The instant he’s out of sight, I dig my phone from my pocket, dialing Seth as I walk to the door, where I flip the lock into place. “He’s gone,” I announce when he answers. “You want to tell me how he got to me with no warning?”
“I’m working on that,” he assures me. “What did he want?”
“That’s a conversation I’m not having with you over the phone.” And knowing I need to talk to Emily before I leave, I say, “We hired Nick’s team to do a job, and as far as I’m concerned, they failed tonight. I need to see him in person. At his facility, where we can speak frankly.”
“He’s expecting as much. When and where?”
“Have a car waiting for me in the garage. I’ll be there as soon as I can, but I make no promises as to how fast that will be.” I end the connection and slip my phone back into my pocket, and a tight ball of emotions in my chest has me leaning against the hard surface of the door. Instantly, my mind is processing, trying to analyze and store things in a way that is logical, not emotional, but instead I bob and weave through it all: my father’s cancer. My mother’s infidelity. My brother’s defiance and, most important, Emily, who has to be shaken by Martina’s visit.

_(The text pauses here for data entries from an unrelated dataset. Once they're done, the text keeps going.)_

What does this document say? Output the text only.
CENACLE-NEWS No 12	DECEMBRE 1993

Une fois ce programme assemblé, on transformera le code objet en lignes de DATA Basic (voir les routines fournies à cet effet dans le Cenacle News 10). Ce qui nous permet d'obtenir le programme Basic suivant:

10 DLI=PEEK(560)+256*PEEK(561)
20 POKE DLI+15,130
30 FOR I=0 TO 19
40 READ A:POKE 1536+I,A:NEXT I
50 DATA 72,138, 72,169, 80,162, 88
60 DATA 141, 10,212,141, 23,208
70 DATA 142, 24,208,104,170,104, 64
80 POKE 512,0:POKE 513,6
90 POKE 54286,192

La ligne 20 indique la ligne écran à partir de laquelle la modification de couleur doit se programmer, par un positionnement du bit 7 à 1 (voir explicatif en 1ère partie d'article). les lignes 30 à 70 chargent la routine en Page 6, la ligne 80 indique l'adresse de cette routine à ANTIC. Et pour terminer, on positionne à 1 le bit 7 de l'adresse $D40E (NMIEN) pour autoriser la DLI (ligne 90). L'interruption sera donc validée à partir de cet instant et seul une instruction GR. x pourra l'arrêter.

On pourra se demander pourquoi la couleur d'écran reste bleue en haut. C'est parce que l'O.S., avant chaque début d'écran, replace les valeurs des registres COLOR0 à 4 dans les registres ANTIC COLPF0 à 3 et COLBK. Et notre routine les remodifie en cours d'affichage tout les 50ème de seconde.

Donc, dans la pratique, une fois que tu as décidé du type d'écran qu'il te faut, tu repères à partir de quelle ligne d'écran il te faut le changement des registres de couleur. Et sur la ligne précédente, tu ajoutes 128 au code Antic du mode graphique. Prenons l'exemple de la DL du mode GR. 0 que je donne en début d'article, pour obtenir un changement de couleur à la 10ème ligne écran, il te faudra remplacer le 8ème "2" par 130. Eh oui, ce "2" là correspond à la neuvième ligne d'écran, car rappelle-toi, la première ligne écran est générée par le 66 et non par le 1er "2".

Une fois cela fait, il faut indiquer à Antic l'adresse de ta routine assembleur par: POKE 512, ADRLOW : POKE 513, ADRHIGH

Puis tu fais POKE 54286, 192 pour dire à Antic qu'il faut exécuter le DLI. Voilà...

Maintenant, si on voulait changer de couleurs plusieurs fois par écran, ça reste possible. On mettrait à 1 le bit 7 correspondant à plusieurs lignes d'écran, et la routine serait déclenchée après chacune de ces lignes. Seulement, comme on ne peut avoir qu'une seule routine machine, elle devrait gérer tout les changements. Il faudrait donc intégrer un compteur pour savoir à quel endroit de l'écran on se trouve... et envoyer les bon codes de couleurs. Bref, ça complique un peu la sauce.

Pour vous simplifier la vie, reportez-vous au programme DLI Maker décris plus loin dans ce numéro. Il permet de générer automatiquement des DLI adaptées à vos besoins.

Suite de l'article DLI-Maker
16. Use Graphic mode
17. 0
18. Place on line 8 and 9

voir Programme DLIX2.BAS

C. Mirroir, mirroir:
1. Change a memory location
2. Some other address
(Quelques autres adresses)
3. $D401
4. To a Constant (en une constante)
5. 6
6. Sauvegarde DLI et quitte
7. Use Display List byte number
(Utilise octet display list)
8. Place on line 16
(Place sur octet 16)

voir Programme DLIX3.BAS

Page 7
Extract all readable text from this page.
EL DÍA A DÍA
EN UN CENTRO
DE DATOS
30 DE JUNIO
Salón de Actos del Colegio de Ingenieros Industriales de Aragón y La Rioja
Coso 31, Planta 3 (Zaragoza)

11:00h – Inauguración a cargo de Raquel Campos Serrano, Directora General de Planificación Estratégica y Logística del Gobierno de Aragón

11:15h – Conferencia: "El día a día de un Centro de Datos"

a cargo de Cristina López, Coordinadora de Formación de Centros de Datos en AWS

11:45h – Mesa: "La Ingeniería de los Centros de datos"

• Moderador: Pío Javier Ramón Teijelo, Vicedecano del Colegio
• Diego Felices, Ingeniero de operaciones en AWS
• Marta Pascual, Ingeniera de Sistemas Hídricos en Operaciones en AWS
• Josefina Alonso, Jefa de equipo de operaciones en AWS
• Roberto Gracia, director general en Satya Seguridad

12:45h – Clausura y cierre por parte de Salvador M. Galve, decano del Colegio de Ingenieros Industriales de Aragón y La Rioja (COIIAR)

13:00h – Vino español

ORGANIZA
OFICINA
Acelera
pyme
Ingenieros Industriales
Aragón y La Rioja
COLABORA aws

Shoving everything but her aside, I straighten and then walk down the hallway, turning toward the stairs, only to hear, “Shane,” from behind me.
My jaw clenches at Emily’s voice, and the realization that she isn’t upstairs has me mentally cringing with the memory of Martina exiting the door that wasn’t shut completely. Emily heard everything that was said, and I have a feeling I’m about to be in damage-control mode all over again. Turning toward her, I find her standing in the living area, on the other side of the couch, her hand pressed to the glass window, her complexion pale. Her brown hair is in sexy disarray, which is ten kinds of fucked up considering it’s a creation of her nervous fingers, not my eager ones. Worse, though, it’s not the desire I’d come home seeking in her eyes but rather the exact thing I never, ever want her to feel: fear. And I don’t think Martina is the one who’s scaring her. It’s me. It’s my family. It’s this world I live in that is so much like the one she ran from. She’s afraid I’m like her brother, my brother, and my father. Like everyone in her life and mine who ever let either of us down. She’s afraid the path I’m traveling is taking me to the hollowed, dark places where they already live.
She’s afraid of what I might become. Or perhaps already am, and she just doesn’t know it yet.